Not long ago, it was considered political gospel: Be wary of polls when an election involves an African American candidate, because many whites will voice support but then vote for the white opponent.

Now, poll-watchers are asking whether that could be skewing the numbers as Democrat Barack Obama, the first African American presidential nominee, moves ahead of Republican John McCain.

Most experts say they do not believe that the phenomenon, known as the "Bradley effect," is at work in this election. But some disagree. And if the effect has disappeared, it is not clear whether that is because polling techniques have improved or because the country has become more tolerant about race.

"The Bradley effect may have been an artifact of the country 20 years ago, but I don't think it's a factor now," said Republican pollster Neil Newhouse. "Polling has gotten better, but I think, more importantly, the country has changed."

The phenomenon got its name a generation ago, after former Los Angeles mayor Tom Bradley (D), an African American, lost the 1982 gubernatorial race in California despite leading his white opponent in the polls on the eve of the election. Some experts suspected at the time that a portion of white voters, reluctant to appear biased, had essentially lied to pollsters about which candidate they were supporting. But whether Bradley lost because of hidden racism has never been clear.

A post-election analysis by Mervin Field, whose California Field Poll showed Bradley up seven points in the campaign's final stage, attributed the late shift to an unusually large number of GOP absentee voters, relatively low turnout among nonwhite voters and the coincidence of a handgun initiative on the state ballot.

He also highlighted the role of race, which may have been enough to tip the balance to Bradley's opponent, George Deukmejian (R), but emphasized that that alone would not have been enough to turnaround the Democrat's lead.

Even so, the racial theory gained credibility with a string of elections in the 1980s and '90s in which black candidates eked out victories or were defeated despite seemingly solid leads in pre-election polls.
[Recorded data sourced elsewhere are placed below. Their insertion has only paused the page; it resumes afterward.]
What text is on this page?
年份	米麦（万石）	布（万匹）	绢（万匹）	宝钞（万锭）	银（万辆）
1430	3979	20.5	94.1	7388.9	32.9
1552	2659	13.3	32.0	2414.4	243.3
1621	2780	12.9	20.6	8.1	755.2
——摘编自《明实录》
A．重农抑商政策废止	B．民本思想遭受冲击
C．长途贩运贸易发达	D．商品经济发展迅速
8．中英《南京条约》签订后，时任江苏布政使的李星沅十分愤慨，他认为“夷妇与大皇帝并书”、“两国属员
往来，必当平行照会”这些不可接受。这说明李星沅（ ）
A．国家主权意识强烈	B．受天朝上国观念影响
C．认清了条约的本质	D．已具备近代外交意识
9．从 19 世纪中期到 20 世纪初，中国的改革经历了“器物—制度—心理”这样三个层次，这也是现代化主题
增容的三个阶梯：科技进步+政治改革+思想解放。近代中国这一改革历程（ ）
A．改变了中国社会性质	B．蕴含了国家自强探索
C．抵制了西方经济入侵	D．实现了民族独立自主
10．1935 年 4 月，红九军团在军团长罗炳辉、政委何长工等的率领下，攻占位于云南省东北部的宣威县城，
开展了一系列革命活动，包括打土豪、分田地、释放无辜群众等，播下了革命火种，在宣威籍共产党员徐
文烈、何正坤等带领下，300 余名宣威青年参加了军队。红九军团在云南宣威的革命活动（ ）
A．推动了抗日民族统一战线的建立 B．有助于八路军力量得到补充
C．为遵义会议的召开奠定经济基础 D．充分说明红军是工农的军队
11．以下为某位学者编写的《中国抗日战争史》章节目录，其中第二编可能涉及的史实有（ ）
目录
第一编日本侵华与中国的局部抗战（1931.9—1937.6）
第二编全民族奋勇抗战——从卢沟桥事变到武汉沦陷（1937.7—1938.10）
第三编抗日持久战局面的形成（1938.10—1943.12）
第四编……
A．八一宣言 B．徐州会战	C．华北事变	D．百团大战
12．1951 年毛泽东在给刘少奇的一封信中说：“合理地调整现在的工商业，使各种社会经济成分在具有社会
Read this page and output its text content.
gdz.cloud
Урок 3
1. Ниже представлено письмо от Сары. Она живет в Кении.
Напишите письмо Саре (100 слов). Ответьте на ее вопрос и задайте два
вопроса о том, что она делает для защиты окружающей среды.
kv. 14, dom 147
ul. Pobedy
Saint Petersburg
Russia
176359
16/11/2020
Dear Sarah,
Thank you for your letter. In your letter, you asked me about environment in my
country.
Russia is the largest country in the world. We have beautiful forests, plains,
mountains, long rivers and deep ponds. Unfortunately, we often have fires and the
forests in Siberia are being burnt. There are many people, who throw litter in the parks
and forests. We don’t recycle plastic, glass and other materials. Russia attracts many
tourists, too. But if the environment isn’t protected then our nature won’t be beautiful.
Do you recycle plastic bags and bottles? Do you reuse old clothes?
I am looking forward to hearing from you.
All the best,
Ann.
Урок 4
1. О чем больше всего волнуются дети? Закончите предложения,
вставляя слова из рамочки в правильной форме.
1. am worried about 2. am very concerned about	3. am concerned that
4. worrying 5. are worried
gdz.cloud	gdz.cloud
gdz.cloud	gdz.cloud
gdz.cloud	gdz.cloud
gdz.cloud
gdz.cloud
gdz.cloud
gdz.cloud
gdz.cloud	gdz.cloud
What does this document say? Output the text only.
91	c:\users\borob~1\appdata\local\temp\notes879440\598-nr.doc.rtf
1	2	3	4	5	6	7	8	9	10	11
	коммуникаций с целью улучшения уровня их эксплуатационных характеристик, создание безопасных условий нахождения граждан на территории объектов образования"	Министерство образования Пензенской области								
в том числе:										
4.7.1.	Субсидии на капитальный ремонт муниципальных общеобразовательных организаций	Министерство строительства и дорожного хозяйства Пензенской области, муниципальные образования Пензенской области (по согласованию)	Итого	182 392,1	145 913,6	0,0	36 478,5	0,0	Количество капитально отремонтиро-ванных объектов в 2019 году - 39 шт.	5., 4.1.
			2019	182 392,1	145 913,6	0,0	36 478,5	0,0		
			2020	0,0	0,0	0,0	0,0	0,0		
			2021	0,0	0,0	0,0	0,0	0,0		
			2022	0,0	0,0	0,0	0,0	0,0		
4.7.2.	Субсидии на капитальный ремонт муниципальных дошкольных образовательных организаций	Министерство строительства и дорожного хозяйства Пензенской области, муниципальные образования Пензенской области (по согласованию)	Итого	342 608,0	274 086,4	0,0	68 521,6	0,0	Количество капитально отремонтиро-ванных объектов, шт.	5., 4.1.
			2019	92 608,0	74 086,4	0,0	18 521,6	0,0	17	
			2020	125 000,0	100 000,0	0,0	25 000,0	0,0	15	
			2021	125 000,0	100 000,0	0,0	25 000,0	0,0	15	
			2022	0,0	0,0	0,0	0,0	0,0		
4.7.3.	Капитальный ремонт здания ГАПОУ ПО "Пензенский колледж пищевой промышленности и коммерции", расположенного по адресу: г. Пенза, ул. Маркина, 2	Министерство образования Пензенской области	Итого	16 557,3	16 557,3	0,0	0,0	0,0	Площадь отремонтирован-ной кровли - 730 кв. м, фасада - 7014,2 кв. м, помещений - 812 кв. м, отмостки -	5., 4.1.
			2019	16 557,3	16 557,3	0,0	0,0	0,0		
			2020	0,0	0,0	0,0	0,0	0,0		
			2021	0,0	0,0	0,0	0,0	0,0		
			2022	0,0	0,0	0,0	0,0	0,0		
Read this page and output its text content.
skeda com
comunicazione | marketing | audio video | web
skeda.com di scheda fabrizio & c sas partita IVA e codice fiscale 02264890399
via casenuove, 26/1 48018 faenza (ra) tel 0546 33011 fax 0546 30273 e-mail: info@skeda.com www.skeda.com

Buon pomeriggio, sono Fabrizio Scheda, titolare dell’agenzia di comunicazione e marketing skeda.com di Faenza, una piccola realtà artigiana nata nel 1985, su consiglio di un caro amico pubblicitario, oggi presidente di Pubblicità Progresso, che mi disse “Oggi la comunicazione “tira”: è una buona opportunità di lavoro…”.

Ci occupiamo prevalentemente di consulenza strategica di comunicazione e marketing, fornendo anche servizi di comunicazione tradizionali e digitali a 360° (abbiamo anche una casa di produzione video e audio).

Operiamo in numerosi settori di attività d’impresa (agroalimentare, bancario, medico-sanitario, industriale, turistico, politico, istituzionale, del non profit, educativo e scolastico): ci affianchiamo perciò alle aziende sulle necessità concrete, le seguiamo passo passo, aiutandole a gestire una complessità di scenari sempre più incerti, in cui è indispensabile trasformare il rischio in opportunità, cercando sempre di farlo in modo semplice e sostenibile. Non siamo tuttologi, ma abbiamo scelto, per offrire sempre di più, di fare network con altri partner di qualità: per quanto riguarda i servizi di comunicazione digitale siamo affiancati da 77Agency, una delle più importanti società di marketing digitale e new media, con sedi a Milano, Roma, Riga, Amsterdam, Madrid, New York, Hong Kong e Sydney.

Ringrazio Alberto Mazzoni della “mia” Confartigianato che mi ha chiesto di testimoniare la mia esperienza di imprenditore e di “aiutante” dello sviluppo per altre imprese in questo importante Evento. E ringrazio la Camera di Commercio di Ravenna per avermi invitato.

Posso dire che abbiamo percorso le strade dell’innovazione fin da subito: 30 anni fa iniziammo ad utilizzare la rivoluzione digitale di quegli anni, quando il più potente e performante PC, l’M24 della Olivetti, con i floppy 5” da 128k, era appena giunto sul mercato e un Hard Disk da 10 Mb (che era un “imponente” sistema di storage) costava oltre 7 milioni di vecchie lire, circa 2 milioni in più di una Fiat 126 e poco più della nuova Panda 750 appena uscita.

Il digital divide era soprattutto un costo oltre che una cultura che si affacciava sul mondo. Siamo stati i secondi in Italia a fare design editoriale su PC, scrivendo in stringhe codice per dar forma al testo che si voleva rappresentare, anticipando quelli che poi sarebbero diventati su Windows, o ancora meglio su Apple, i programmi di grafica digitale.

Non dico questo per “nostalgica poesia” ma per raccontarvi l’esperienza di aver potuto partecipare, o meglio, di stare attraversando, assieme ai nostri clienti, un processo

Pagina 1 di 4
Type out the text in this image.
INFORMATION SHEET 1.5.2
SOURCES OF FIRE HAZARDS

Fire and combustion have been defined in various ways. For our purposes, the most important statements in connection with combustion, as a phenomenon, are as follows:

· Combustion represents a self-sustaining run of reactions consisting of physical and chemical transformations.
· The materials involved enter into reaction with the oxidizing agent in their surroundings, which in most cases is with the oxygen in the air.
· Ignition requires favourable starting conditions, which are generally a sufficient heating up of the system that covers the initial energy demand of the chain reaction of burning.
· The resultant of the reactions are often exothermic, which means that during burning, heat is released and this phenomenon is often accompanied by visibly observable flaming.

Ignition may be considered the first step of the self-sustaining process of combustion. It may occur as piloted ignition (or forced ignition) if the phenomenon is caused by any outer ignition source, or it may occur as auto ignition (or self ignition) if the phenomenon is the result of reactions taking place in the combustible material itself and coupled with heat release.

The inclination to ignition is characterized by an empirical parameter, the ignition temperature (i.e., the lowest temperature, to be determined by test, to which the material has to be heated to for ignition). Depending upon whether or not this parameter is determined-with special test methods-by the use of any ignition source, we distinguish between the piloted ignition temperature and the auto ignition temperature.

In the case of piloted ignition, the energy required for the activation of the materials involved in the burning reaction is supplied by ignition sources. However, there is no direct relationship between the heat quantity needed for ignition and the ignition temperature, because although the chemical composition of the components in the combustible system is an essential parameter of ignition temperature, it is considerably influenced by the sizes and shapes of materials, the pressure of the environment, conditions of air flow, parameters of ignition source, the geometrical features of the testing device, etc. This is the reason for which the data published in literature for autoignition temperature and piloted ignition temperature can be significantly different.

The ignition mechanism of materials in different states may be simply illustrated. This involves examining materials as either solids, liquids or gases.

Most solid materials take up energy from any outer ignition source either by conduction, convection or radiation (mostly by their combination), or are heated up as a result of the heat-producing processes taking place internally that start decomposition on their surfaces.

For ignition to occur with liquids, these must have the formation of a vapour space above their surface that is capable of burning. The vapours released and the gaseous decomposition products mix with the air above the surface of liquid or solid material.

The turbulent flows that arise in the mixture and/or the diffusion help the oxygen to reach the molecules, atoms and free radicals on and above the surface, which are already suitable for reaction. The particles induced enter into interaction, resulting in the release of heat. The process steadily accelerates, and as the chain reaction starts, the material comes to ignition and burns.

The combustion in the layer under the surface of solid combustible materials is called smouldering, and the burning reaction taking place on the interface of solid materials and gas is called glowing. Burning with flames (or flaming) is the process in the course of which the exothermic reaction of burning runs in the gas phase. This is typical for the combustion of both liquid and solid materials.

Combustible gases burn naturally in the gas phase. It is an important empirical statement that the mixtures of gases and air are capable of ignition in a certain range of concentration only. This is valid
They included David Dinkins's close 1989 win in New York's mayoral contest, L. Douglas Wilder's tight victory that same year to become Virginia's governor and Harold Washington's squeaker when he won the Chicago mayoral race in 1983.

Finding hard evidence for or against a Bradley effect today is difficult, given the relative rarity of black candidates facing a white opponent before a majority-white electorate. Obama's performance in the Democratic primaries does not clarify the issue since he did worse than the polls predicted in some states, including New Hampshire and California, and better than projected in others, such as Virginia and Wisconsin.

Still, some academics -- mainly African Americans -- say the country should not be so quick to dismiss the theory.

"I'm one of those who believe the Bradley effect is alive and well," said Michael Dawson, a professor of political science at the University of Chicago. It may have diminished with time, he contends, but has not disappeared.

There is little doubt that the willingness of white people to vote for a black candidate has grown measurably. A December 2007 Gallup poll found that 5 percent of white respondents said they would not vote for a black candidate for president. In 1958, Gallup determined that 58 percent of whites would not cast a ballot for a black presidential candidate, and as late as 1989, 19 percent said the same.